Des jours mélancolie, des jours et des pourquois.
Des jours et puis des nuits qui n‘en finissent pas.
Des nuits qui la titillent à vouloir n’être pas.

Il y a des jours de vide où tout semble raté.
Tout semble appartenir à ce monde à côté.
Elle est toujours vivante mais ne fait qu’avancer
pour n’pas tomber plus bas, au moins jusqu’à l’été.

Au fond d’elle à présent un vide qui la creuse.
Au fond d’elle à présent un rêve qui s’est éteint.
Qu’importe aujourd’hui heureuse ou malheureuse...
Ces mots n’ont plus de sens. Ces mots là ne disent rien.

Il est parti comme ça, elle reste immobile.
Il lui laisse cet exil comme on laisse un pourboire,
Pour dire que c’était bien, qu’on a failli y croire.
Il est parti si loin, la laissant inutile.

Il y a des jours de pluie qu’ le soleil n’effleure pas
Et des nuits qui s’échouent sur des matins amers.
Elle marche à présent le regard en arrière.
Elle marche à présent comme on glisse vers le bas.

Au fond de son corps d’homme, elle s’était échouée
Comme on tarde à mourir, comme on évite le pire.
Il l’a prise dans ses bras comme on prend un noyé.
A tant savoir l’aimer, elle se sentait revivre.

Pour un geste de trop, un pas qu’elle n’a pas fait,
Quelque chose qui sonne faux, un bégaiement surfait,
Une pudeur inutile qui vire au dérapage,
Et c’est tout qui s’écroule et c’est comme un naufrage.

Au milieu de ses larmes, au milieu de ses doutes,
Il a ouvert la porte, sans que cela lui coûte.
Ne plus porter ses drames, ne plus la protéger,
Se sentir concerné par d’autres destinées.

Plus de rêve en sommeil, plus de joie, plus de croix.
Elle se couche, se réveille, se recouche dans le noir.
Parfois par habitude elle veut sortir dehors.
Le dégoût la retient, le froid et les remords.
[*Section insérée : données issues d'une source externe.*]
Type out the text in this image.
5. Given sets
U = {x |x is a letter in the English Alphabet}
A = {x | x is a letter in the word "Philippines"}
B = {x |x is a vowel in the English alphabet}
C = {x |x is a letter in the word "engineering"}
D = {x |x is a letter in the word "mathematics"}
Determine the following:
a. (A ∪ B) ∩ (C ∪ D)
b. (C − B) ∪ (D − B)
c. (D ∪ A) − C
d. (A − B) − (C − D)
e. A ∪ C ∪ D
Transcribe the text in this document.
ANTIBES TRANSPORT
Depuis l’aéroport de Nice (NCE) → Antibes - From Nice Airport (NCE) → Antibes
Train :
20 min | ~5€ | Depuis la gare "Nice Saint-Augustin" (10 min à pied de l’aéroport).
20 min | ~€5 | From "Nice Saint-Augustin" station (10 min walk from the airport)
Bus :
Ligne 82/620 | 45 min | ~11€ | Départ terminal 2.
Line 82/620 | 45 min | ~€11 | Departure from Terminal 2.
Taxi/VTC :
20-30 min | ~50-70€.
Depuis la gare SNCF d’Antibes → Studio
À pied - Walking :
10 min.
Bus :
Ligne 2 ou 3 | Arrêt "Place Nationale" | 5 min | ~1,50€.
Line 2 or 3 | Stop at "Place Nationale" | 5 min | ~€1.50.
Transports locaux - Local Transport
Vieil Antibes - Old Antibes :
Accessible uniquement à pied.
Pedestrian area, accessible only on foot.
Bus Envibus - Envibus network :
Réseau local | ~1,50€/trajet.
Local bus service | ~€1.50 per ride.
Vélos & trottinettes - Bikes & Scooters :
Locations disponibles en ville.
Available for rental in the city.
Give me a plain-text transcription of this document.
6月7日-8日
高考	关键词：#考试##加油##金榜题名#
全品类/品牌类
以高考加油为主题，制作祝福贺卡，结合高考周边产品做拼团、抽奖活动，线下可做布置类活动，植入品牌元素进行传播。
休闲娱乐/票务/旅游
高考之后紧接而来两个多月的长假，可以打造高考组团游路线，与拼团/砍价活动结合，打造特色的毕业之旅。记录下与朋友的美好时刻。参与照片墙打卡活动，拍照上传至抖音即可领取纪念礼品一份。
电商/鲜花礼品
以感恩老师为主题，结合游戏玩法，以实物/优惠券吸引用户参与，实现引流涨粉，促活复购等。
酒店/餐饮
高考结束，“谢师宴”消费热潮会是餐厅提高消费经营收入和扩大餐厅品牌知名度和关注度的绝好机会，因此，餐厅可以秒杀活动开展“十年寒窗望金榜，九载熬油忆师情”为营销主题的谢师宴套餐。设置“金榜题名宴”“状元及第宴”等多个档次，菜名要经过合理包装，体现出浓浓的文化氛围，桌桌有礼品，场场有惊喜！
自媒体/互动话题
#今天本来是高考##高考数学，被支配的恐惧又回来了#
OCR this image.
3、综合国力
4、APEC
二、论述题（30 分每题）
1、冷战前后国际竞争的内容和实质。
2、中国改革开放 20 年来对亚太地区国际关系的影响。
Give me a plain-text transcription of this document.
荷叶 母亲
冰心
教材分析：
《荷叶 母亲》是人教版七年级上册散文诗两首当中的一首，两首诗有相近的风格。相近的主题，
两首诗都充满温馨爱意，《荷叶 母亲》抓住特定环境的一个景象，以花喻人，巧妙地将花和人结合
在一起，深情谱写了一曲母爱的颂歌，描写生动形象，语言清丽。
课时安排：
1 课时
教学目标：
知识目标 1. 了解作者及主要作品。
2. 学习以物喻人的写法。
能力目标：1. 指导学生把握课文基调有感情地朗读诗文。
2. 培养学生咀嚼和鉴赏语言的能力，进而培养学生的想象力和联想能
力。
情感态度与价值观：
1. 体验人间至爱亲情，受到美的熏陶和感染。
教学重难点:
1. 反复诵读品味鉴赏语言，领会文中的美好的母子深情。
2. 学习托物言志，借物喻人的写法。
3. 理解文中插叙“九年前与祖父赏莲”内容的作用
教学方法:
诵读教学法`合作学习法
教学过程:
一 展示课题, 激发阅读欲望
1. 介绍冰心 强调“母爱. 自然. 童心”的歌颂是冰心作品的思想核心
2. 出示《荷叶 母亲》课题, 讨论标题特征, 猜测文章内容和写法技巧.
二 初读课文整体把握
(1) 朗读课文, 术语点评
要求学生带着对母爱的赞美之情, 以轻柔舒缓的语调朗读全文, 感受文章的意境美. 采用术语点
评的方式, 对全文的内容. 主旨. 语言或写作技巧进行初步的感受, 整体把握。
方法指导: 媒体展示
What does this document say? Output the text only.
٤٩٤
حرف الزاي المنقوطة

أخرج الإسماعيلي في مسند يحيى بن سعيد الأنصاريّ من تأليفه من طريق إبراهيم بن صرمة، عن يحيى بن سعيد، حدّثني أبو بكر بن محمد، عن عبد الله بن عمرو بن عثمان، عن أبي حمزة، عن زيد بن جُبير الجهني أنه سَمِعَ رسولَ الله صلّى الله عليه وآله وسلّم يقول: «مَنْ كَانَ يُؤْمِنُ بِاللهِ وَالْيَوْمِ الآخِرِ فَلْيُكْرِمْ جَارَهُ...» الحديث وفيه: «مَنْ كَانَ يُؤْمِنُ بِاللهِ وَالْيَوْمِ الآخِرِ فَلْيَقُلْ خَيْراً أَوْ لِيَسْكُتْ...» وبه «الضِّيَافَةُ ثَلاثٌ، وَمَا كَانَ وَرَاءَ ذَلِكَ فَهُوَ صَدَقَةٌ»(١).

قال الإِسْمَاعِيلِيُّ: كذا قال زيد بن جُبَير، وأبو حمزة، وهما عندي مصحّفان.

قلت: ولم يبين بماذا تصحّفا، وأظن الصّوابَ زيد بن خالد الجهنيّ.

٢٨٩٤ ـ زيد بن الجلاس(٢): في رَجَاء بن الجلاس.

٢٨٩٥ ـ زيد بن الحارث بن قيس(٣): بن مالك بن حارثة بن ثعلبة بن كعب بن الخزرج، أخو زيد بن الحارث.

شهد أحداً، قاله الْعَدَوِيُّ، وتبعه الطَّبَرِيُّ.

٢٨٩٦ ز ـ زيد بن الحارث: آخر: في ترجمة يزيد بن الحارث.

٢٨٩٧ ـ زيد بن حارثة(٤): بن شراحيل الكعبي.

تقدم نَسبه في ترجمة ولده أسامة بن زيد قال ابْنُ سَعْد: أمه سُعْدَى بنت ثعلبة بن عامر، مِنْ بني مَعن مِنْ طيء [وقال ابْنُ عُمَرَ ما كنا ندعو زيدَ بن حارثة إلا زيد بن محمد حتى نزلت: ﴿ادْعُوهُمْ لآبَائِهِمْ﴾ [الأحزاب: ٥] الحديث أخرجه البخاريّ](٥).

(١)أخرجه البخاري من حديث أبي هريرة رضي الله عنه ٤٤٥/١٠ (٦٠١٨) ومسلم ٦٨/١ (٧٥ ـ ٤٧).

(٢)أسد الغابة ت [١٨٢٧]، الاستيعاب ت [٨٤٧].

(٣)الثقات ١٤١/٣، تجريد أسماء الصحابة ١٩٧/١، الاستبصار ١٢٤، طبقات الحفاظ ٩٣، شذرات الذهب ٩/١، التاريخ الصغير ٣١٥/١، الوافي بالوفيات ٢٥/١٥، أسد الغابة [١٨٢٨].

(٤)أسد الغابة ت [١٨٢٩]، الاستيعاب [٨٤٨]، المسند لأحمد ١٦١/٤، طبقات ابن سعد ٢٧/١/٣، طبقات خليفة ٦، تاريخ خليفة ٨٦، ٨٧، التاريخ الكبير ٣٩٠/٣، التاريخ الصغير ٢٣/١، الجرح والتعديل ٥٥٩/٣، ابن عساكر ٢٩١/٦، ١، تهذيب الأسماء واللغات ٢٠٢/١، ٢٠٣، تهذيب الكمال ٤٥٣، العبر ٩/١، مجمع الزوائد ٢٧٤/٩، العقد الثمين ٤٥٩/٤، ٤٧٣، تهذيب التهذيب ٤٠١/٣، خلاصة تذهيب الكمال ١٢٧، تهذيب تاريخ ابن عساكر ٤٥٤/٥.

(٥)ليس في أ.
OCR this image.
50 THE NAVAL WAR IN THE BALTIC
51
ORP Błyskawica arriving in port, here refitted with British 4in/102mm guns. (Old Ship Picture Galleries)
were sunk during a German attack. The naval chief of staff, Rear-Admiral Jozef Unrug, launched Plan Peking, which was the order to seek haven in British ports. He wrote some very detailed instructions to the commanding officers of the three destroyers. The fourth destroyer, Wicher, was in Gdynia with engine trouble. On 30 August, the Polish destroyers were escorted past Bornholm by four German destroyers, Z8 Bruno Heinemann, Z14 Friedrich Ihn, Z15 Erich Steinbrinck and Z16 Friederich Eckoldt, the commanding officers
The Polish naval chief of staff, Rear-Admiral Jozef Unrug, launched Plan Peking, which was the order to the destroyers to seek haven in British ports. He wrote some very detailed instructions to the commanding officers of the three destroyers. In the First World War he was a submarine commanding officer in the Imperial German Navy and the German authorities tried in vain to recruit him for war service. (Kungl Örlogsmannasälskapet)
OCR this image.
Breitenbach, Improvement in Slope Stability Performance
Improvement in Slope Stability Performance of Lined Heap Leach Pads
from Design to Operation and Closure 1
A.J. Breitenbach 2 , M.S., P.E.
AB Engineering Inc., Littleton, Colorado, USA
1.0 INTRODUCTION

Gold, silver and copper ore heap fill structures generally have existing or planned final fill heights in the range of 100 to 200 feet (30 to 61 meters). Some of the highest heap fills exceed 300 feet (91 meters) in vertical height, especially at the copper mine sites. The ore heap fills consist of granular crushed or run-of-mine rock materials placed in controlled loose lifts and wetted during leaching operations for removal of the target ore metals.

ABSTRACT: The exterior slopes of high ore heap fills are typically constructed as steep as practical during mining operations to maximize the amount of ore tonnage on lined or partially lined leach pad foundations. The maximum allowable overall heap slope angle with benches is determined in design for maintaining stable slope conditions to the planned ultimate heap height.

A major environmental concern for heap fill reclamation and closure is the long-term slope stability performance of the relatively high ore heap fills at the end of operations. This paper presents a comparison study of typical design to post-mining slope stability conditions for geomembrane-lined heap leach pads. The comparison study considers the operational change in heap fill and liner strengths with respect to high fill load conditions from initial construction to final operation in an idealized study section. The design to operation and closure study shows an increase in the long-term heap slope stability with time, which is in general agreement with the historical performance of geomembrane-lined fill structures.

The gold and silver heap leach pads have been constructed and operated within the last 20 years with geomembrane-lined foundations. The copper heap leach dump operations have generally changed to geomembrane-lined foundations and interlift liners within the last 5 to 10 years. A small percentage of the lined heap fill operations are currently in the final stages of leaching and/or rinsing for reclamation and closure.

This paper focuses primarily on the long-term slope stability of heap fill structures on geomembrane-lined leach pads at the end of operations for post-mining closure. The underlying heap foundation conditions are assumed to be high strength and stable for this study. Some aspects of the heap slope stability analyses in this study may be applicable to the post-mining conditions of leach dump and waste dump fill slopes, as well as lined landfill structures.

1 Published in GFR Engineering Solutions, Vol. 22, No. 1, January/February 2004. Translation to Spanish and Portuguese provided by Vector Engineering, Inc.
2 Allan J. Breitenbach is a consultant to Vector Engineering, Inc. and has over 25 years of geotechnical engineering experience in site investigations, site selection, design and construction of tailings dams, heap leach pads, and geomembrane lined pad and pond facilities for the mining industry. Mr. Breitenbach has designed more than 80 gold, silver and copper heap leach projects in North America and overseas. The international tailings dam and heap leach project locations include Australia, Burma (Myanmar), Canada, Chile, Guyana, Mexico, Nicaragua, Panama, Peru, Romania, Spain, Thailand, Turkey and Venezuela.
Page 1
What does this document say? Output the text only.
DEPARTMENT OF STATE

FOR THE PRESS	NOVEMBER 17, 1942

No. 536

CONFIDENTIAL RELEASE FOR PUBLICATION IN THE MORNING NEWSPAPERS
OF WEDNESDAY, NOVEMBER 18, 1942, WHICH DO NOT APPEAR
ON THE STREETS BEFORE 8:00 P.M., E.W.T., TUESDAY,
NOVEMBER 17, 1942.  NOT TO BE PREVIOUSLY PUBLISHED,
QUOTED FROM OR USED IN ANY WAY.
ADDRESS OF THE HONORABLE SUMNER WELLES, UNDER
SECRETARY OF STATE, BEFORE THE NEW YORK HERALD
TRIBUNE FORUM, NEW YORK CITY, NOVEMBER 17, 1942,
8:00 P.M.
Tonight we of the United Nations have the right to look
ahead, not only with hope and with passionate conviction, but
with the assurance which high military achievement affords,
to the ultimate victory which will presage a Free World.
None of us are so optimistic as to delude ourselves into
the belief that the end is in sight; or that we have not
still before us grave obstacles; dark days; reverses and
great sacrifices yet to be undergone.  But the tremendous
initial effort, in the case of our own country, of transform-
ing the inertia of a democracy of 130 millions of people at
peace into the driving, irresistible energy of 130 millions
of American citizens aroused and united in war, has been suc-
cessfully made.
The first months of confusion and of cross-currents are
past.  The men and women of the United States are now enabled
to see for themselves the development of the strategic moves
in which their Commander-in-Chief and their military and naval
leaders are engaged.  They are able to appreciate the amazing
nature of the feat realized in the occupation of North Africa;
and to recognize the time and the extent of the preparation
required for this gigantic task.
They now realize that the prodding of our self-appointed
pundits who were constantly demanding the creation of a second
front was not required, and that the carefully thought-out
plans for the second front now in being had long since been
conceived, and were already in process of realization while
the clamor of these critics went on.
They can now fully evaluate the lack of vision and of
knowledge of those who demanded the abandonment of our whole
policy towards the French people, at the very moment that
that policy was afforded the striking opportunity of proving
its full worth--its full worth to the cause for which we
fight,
Qu’elle sera longue la route pour atteindre le soir.
Qu’elle sera longue la route d’avoir osé y croire.
Le fardeau dans les reins, l’horizon qui s’efface.
Et à trop y penser tout à coup elle se tasse.

Pour un geste de trop, pour une parole en moins,
Pour avoir oublié de dire je t’admire,
Pour être libre et beau et refaire le chemin,
Il lui a doucement demandé de partir

Il y a des jours de pluie, il y a des jours de vide
Des jours et puis des nuits qui n’en finissent pas
Des jours mélancolie à vouloir n’être pas
Il a si doucement demandé de partir.